Under the current, amended version of the bailout deal agreed to between the Federal Housing Finance Agency and the Treasury Department in 2012, nothing will happen. Fannie and Freddie will keep paying all their quarterly profits to the Treasury forever, and will forever remain part of the government, run by a political appointee and entirely dependent on the taxpayers’ credit.
This does not make sense. But neither does it make sense to allow Fannie and Freddie to go back to being their old government-sponsored enterprise selves with a free guaranty, courtesy of the taxpayer, and far too little capital.
How about this instead: The moment Fannie and Freddie have returned to the government cash equal to all the principal and a full 10 percent annual return, Congress should declare the Treasury’s senior preferred stock as retired, and simultaneously that these companies be treated as systemically important financial institutions.
Fannie and Freddie unquestionably qualify as SIFIs. They are, combined, $5 trillion in size, densely interconnected with the domestic and global financial system, hyper-leveraged, and able to put the entire system, as well as the finances of the U.S. government, at risk.
If Fannie and Freddie were designated as SIFIs, federal regulations would require them to maintain capital at least equal to 5 percent of their total assets. No longer obligated to hand over their profits to the Treasury, they could accumulate capital in the form of retained earnings, or possibly issue new shares.
Until their equity reaches 5 percent of assets, or about $250 billion at today’s balance-sheet size, Fannie and Freddie will be undercapitalized, with the regulatory special attention that implies. But at least their capital won’t be stuck perpetually at zero. Naturally, while undercapitalized, they will be unable to pay dividends on any class of stock or buy back any shares.
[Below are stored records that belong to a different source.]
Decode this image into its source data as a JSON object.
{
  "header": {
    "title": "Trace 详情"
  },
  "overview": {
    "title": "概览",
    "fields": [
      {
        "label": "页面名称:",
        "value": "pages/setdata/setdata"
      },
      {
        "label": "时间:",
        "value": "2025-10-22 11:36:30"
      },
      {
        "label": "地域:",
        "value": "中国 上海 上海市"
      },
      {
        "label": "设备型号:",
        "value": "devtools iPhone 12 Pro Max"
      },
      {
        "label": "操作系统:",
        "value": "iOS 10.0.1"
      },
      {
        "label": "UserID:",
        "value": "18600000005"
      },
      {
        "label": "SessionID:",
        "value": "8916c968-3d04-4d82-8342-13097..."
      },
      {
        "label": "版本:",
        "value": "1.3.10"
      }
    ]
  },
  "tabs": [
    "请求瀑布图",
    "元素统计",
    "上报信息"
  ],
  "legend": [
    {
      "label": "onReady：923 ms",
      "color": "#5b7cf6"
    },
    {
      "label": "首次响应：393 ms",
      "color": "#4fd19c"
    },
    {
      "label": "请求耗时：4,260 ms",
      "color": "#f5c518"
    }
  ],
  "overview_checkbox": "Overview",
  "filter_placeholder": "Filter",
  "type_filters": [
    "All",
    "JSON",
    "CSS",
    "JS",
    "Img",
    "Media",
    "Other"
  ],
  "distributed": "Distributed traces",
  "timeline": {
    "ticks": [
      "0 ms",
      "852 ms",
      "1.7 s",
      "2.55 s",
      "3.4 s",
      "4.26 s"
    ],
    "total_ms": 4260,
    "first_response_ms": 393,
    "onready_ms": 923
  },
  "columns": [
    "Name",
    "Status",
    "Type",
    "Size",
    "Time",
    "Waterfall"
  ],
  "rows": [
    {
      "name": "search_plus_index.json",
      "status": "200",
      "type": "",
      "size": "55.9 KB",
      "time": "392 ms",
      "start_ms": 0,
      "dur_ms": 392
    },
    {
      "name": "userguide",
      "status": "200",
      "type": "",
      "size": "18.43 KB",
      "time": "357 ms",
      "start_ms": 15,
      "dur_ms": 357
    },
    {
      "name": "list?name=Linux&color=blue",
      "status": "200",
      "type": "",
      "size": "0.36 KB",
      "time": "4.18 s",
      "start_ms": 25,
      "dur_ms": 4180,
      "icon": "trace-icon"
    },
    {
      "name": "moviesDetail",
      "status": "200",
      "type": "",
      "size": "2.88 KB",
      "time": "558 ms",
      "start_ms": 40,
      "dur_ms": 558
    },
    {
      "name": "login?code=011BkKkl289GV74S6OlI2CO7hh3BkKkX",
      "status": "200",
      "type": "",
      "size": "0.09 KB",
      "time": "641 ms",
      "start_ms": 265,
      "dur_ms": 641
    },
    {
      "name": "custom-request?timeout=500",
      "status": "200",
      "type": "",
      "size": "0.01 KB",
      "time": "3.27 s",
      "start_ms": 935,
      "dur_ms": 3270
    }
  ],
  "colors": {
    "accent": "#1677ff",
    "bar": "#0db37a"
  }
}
Like every bank SIFI, Fannie and Freddie should pay the government for their government guaranty. For banks, these payments take the form of deposit-insurance premiums assessed on the institution’s total liabilities. Deposit insurance, as the Federal Deposit Insurance Corp. stickers in every bank explain, is “backed by the full faith and credit of the United States government.” Fannie and Freddie are also backed by the U.S. government, as vividly demonstrated by their massive bailout. They should pay a fee for this guaranty at the same rate as would any other SIFI bank with the same capital ratio and risk. I estimate that this should be about 0.15 percent a year, or a combined $7.5 billion a year at their current size.
Finally Congress can correct two other mistakes. It can end Fannie and Freddie’s ridiculous exemption—written into their federal charters—from state and local corporate income taxes. And it can belatedly ensure that Fannie and Freddie reflect a private-sector cost of capital in setting their own guarantee fees for mortgage-backed securities. Congress instructed the Federal Housing Finance Authority to do this in the Temporary Payroll Tax Cut Continuation Act of 2011. The agency has yet to obey the law.
The 10 percent moment offers a logical point for a reform that will protect taxpayers from the losses, the extreme overleverage, and the distortions of mortgage credit that the old Fannie and Freddie inflicted on the public.